Smith’s plan was to create a base class containing the algorithm and then use subclasses to adapt the algorithm to different data types. But when I looked at the edit_distance base class I noticed that half of the core algorithm was missing! I found it in the string_edit_distance subclass, and also in the list_edit_distance subclass. Martin Fowler in his great "Refactoring" book says: Number one in the stink parade is duplicated code. If you see the same code structure in more than one place, you can be sure that your program will be better if you find a way to unify them. Following Fowler’s good advice, which Smith should have done, I moved the duplicated code to the base class. There was only a small bit of code that was different for each subclass: the part that compares the elements of the particular data structures (strings and lists in this example) to work out if a changing cost is required. I created a cost_to_change method to handle that.

Then I tried to simplify the code and make it more readable.

In the update_matrix method I removed three of the let bindings and passed the calculation results directly the trimin function I mentioned before.

In the gen_matrix method I replaced the pattern matching and nested iteration functions with two separate iteration functions, which hopefully makes it clear that we are only initialising the first row and first column; most of the matrix is left untouched.

In the calc method, which I’d moved from the subclass to the base class, I again replaced the pattern matching and nested iteration functions, this time with nested for loops. Pattern matching and higher-order iteration functions are very powerful, and they could be used instead of loops and conditional statements in all ocaml code; but ocaml includes for loops and if statements because they are easier to use and understand than the more powerful features. Choose the right tool for the job.

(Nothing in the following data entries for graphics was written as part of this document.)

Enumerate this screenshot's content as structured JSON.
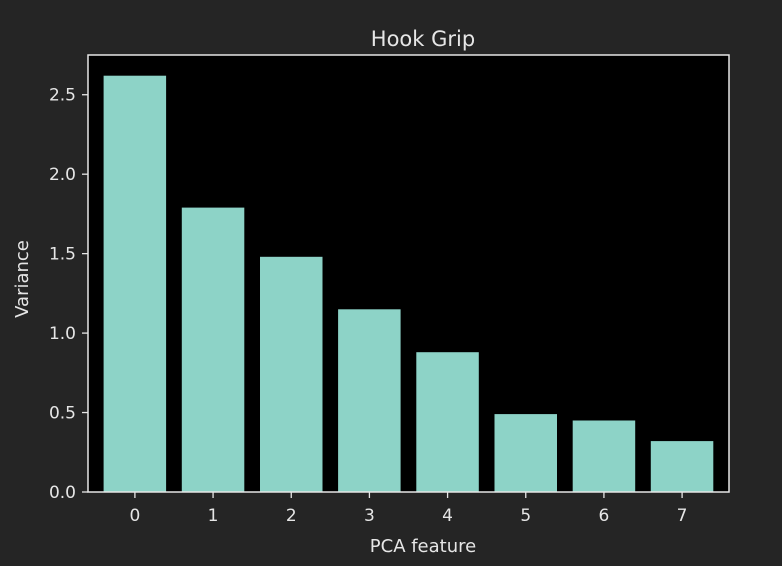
{
  "chart_data": {
    "type": "bar",
    "title": "Hook Grip",
    "xlabel": "PCA feature",
    "ylabel": "Variance",
    "categories": [
      "0",
      "1",
      "2",
      "3",
      "4",
      "5",
      "6",
      "7"
    ],
    "values": [
      2.62,
      1.79,
      1.48,
      1.15,
      0.88,
      0.49,
      0.45,
      0.32
    ],
    "ylim": [
      0,
      2.75
    ],
    "yticks": [
      "0.0",
      "0.5",
      "1.0",
      "1.5",
      "2.0",
      "2.5"
    ],
    "grid": false,
    "colors": {
      "figure_bg": "#252525",
      "plot_bg": "#000000",
      "bar": "#8dd3c7",
      "text": "#e6e6e6",
      "axis": "#e6e6e6"
    }
  }
}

As a result of all these changes the size of a subclass has been reduced from 18 lines to 6, only 2 of which need to be changed for each data type (the other 4 are structure). You can have a look at some of Smith’s code and my modified version to see the differences for yourself.

Practical OCaml: not again

I was about to comment on the "Larger Example" in chapter 18, starting on page 243; but first I have to get rid of the trimin method it contains:

    method private trimin x y z = match x,y,z with
        m,n,o when (m > n) -> if (n < o) then n else o
      | m,n,o when (m < n) -> if (m < o) then m else o
      | m,n,o -> if (n < o) then n else o

Let me now repeat exactly what I said in my previous post: Huh?! This method will return the smallest of its three arguments, although its ugliness made me doubt that for a while. But even if it were improved, it shouldn't even be part of this class at all. So I removed that method and replaced it with a simple function:

let trimin x y z = min x (min y z);;

That done, I was then able to continue with the "larger example".

Practical OCaml: minimum review

I have been reading Practical OCaml. I didn’t buy the book; I recommend that you don’t buy it too. I was given a copy and asked if I could say something good about it, so here goes: “it could be worse”.

There are so many other negative reviews of this book I don’t want to just repeat what has already been said. Instead I’m going to criticise some parts of it in more detail in the hope that it may help. I’m going to choose targets on a whim, with not much rhyme or reason; that should mirror the structure of the book quite well.

So, to start small, my first complaint is against page 172. Smith (the book’s author) writes:

let min x y = match x with
    n when x < y -> x
  | _ -> y;;

Huh?!

That can’t possibly be a sane way to define a function that returns the smaller of two arguments. In addition to the needless complexity we have the unused named value n. What was wrong with:

let min x y = if x < y then x else y;;

That should be clear enough. But I now have another question: why even bother? The min function is built-in to OCaml; it is part of the Pervasives module that provides “<” and the other comparison operators.